Sekelompok pakar independen di PBB memperingatkan tindakan Taliban membatasi hak dan kebebasan perempuan di Afghanistan bisa sama dengan "kejahatan terhadap kemanusiaan."

oleh Liputan6.com diperbarui 28 Nov 2022, 08:03 WIB
Aksi sekelompok wanita saat berunjuk rasa di Herat, Afghanistan, Kamis (2/9/2021). Para pengunjuk rasa mendesak Taliban menghormati hak-hak kaum perempuan, termasuk menempuh pendidikan. (AFP Photo)

Liputan6.com, Kabul - Sekelompok pakar independen di PBB memperingatkan tindakan Taliban membatasi hak dan kebebasan perempuan di Afghanistan bisa sama dengan "kejahatan terhadap kemanusiaan."

Dalam pernyataan bersama Jumat (25/11), para pakar menuntut, tindakan Taliban terhadap perempuan dan anak perempuan “harus diselidiki sebagai penganiayaan berbasis gender” berdasar hukum internasional, dikutip dari VOA Indonesia, Minggu (27/11/2022).

Juru bicara pemerintah Taliban Zabihullah Mujahid di Twitter segera membantah tuduhan itu, dan menilainya sebagai "tidak menghormati agama Islam yang sacral dan melawan hukum internasional."

Sejak kembali berkuasa pada Agustus 2021, Taliban mewajibkan perempuan menutup wajah di depan umum dan tidak melakukan perjalanan jauh tanpa muhrim. Mereka memerintahkan banyak perempuan anggota staf pemerintah untuk tinggal di rumah. Gadis remaja dilarang bersekolah selepas kelas enam di sebagian besar Afghanistan. Bulan ini Taliban melarang perempuan datang ke taman, taman hiburan, gimnasium, dan kolam renang umum di seluruh negeri.

Para pakar tidak berbicara atas nama PBB, tetapi diamanatkan untuk melaporkan temuan mereka kepada PBB.


Taliban Semakin Represif Terhadap Perempuan

Perempuan Afghanistan berdiri di luar taman hiburan, di Kabul, Afghanistan, Kamis (10/11/2022).

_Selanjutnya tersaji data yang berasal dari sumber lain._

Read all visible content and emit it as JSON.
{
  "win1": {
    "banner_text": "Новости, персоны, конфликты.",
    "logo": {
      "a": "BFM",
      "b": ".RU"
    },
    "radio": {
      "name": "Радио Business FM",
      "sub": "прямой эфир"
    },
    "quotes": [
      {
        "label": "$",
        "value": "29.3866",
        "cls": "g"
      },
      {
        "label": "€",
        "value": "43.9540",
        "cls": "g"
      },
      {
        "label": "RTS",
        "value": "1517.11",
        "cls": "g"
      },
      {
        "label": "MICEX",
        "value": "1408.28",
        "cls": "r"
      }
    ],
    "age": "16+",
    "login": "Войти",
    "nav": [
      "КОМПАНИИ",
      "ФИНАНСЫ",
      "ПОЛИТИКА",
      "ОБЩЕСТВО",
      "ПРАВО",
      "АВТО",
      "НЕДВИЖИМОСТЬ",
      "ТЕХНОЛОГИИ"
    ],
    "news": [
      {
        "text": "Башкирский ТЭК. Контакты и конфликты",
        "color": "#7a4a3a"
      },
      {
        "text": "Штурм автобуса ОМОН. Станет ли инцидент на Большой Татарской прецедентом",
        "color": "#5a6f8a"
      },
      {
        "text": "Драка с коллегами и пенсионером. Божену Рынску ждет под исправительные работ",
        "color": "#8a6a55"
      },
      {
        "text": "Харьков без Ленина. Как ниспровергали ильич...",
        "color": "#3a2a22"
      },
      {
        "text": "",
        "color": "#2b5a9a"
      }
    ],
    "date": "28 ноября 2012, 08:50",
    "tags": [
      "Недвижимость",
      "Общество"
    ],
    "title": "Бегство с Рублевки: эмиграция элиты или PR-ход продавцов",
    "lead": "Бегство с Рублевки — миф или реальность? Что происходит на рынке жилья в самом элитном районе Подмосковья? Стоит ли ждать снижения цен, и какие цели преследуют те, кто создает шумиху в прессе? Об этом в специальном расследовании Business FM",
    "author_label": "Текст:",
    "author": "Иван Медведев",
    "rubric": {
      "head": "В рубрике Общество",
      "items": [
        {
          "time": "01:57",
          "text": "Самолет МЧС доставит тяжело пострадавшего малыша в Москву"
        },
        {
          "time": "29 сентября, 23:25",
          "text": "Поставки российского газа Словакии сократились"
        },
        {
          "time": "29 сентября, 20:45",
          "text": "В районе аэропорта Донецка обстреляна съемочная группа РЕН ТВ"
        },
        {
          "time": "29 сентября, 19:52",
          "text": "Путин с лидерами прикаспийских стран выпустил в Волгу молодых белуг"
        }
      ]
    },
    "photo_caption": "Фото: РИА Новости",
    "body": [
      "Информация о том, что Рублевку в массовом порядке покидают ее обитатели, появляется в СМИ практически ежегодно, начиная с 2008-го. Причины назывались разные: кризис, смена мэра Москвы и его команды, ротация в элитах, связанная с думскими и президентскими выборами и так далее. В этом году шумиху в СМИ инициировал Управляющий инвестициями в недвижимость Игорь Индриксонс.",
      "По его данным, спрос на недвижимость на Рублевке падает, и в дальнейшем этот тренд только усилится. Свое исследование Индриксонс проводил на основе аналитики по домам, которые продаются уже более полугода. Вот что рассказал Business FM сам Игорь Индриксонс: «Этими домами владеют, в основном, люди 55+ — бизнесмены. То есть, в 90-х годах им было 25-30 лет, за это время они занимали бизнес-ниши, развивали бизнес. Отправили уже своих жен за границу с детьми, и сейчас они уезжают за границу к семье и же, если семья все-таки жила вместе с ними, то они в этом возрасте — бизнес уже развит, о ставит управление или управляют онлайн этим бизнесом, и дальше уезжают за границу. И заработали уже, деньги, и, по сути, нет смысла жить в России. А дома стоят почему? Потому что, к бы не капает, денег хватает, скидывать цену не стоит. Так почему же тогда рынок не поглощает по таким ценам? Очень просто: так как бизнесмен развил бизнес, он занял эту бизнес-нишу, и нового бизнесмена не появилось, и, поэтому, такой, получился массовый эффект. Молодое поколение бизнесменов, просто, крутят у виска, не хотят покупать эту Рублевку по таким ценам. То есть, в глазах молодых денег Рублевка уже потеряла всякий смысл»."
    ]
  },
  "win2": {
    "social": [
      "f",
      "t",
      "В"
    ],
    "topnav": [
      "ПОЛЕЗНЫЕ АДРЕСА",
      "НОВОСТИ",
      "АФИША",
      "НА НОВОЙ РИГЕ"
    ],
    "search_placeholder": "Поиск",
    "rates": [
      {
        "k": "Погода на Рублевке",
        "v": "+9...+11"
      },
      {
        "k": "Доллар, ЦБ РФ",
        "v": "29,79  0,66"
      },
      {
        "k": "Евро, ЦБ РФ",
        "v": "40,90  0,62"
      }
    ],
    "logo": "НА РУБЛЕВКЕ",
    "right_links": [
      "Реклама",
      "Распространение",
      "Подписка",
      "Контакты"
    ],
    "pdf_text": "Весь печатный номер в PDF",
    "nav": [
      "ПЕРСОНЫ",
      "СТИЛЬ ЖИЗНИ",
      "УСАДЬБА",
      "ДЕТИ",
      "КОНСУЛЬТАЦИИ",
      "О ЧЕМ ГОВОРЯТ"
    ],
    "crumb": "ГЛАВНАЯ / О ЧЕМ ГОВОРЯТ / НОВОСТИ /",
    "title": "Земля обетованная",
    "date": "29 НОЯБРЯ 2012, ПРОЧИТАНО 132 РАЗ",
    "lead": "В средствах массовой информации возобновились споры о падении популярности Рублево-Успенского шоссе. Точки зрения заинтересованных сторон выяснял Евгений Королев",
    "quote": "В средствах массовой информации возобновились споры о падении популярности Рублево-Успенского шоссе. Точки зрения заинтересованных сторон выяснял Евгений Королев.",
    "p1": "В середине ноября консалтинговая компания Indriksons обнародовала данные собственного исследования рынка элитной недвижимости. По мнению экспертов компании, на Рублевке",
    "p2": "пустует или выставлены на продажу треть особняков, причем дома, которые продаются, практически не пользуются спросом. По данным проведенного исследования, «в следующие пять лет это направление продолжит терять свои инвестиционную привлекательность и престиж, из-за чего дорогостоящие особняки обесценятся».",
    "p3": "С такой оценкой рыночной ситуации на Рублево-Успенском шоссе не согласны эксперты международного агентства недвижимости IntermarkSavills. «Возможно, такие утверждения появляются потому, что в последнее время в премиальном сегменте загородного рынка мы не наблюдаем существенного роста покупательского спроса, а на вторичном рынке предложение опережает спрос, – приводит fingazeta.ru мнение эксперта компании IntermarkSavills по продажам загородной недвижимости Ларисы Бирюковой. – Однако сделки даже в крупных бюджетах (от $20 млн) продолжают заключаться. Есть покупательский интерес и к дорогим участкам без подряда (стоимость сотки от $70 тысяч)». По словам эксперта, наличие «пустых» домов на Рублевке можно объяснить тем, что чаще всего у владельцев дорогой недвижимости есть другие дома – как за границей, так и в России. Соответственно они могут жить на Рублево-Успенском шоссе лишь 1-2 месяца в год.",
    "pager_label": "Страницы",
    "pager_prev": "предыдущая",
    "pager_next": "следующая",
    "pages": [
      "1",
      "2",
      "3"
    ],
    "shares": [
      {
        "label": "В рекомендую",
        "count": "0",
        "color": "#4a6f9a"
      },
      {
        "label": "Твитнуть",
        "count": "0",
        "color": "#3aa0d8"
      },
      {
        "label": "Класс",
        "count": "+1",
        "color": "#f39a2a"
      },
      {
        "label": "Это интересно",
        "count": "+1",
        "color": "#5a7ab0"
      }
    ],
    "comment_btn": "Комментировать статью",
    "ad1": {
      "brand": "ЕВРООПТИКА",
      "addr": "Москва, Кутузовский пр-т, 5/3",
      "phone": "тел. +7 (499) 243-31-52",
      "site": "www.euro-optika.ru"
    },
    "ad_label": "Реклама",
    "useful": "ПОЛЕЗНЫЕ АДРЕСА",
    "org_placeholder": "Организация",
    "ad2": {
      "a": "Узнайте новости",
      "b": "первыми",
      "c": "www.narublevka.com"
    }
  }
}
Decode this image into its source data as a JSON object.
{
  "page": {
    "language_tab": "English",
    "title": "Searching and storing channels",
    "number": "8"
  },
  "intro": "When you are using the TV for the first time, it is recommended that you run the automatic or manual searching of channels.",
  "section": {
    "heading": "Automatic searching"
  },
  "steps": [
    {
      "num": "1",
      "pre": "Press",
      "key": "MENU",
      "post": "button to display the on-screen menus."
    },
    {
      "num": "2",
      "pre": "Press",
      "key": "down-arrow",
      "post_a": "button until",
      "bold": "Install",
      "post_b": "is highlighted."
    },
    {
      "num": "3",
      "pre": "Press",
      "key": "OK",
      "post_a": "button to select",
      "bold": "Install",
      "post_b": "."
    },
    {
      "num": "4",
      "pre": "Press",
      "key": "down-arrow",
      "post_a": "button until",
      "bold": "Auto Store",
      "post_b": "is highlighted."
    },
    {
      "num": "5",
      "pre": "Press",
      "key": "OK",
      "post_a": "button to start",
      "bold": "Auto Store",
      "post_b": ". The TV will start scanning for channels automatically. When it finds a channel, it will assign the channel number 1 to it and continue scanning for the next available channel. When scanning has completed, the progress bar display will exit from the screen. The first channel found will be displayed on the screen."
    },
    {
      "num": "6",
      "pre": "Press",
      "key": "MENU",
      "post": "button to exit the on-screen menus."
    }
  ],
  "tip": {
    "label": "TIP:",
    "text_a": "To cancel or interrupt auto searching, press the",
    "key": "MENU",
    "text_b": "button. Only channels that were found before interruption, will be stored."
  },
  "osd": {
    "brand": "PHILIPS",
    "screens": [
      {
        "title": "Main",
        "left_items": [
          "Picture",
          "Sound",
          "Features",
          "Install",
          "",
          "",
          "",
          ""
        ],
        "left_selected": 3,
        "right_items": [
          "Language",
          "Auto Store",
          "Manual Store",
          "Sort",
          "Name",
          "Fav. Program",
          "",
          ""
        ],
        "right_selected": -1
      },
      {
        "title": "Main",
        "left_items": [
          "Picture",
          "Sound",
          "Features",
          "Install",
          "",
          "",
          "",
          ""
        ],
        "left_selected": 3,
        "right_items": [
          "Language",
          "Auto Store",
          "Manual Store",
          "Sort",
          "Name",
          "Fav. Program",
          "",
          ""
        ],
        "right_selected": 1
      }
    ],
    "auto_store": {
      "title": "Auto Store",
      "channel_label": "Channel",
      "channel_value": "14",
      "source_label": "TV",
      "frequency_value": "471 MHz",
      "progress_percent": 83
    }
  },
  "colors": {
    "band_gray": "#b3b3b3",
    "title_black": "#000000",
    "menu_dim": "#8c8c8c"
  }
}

Taliban pada hari Kamis telah melarang perempuan Afghanistan menggunakan fasilitas di pusat kebugaran dan taman. (AP Photo/Ebrahim Noroozi)

Amerika Serikat mengumumkan sanksi baru, pada Selasa (11/10), terhadap Taliban sebagai hukuman atas perlakuan represif mereka terhadap perempuan dan anak perempuan di Afghanistan.

Menteri Luar Negeri Antony Blinken meluncurkan kebijakan pembatasan visa baru untuk anggota dan mantan anggota Taliban serta pihak lainnya yang dianggap terlibat dalam penindasan perempuan melalui kebijakan pembatasan dan tindakan kekerasan.

Blinken menyampaikan pengumuman itu pada Hari Anak Perempuan Internasional PBB, dikutip dari VOA Indonesia, Kamis (13/10/2022).

“Sebagai contoh suram, selama lebih dari satu tahun, Afghanistan tetap menjadi satu-satunya negara di dunia di mana anak perempuan secara sistematis dilarang bersekolah di atas kelas enam, tanpa penetapan tanggal kembali (kapan mereka bisa bersekolah),” kata Blinken.

Setelah kembali berkuasa pada Agustus 2021 menyusul mundurnya pasukan pimpinan AS, kelompok garis keras Taliban telah melarang anak perempuan bersekolah di sekolah menengah. Tetapi, perempuan diperbolehkan untuk kuliah.

Sebuah insiden bom bunuh diri baru-baru ini terjadi di sebuah kelas di Kabul menewaskan dan melukai puluhan siswa saat mereka menyiapkan diri untuk ujian.

PBB telah menyebutkan jumlah korban tewas mencapai 53, termasuk 46 anak perempuan dan perempuan muda.

Pelaku meledakkan dirinya di sebelah sejumlah perempuan yang tengah berada di ruang belajar yang dipisahkan berdasarkan gender. Ruang itu dipenuhi ratusan siswa yang mengikuti tes praktik untuk penerimaan mahasiswa baru di universitas.


Taliban Kembali Buka Sekolah Coding Bagi Remaja Perempuan Afghanistan

Seorang perempuan Afghanistan menerima jatah makanan yang didistribusikan oleh kelompok bantuan kemanusiaan Korea Selatan, di Kabul, Selasa (10/5/2022). Taliban pada Sabtu pekan lalu memerintahkan semua perempuan Afghanistan menutupi seluruh tubuhnya atau mengenakan burqa tradisional di depan umum. (AP Photo/Ebrahim Noroozi)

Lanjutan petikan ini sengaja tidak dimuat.